Le reste n'est qu'imprécations catastrophistes à base de rupture anthropologique, de retour des Lebensborn et de fin de la civilisation – comme à peu près chaque fois qu'émerge une nouveauté depuis l'origine de l'humanité. Le réac est conservateur jusque dans son argumentation.

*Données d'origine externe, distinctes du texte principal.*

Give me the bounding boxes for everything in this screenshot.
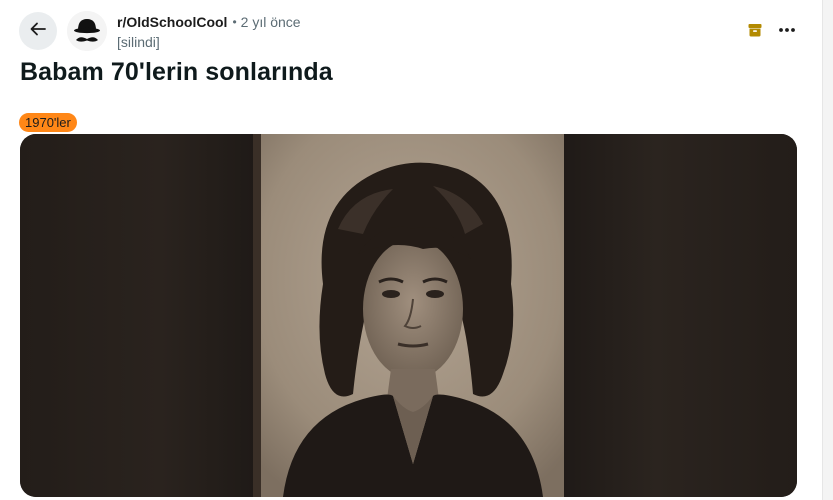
post-page: r/OldSchoolCool • 2 yıl önce [silindi] B… (0, 0, 833, 500)
vintage-portrait-photo (253, 134, 564, 497)
archive-icon (745, 20, 765, 40)
meta-row: r/OldSchoolCool • 2 yıl önce (117, 13, 301, 31)
post-meta: r/OldSchoolCool • 2 yıl önce [silindi] (117, 13, 301, 51)
post-time: 2 yıl önce (240, 14, 301, 30)
ellipsis-icon (778, 20, 796, 38)
post-image[interactable] (20, 134, 797, 497)
meta-separator: • (232, 15, 237, 29)
image-blur-right (562, 134, 797, 497)
scrollbar[interactable] (822, 0, 833, 500)
subreddit-link[interactable]: r/OldSchoolCool (117, 13, 227, 31)
bowler-hat-mustache-icon (67, 11, 107, 51)
subreddit-avatar[interactable] (67, 11, 107, 51)
post-flair[interactable]: 1970'ler (19, 113, 77, 132)
image-blur-left (20, 134, 255, 497)
author-link[interactable]: [silindi] (117, 33, 301, 51)
arrow-left-icon (28, 19, 48, 44)
more-options-button[interactable] (770, 12, 804, 46)
post-title: Babam 70'lerin sonlarında (20, 58, 333, 86)
back-button[interactable] (19, 12, 57, 50)
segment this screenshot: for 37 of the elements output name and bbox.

Si je voulais troller, je proposerais bien une solution : autoriser la GPA, mais interdire catégoriquement qu'elle soit rémunérée. Ça résout tous les problèmes à la fois ! On répond à la demande des couples stériles, c'est raccord avec la pratique actuelle (à l'œuvre dans les greffes par exemple) de non commercialisation du corps humain, pas de pression économique sur les femmes puisque la seule motivation serait l'altruisme, pas de risque de trafic ou de filière illégale puisque ça ne pourrait pas rapporter d'argent.
Allez, on fait comme ça et on n'en parle plus.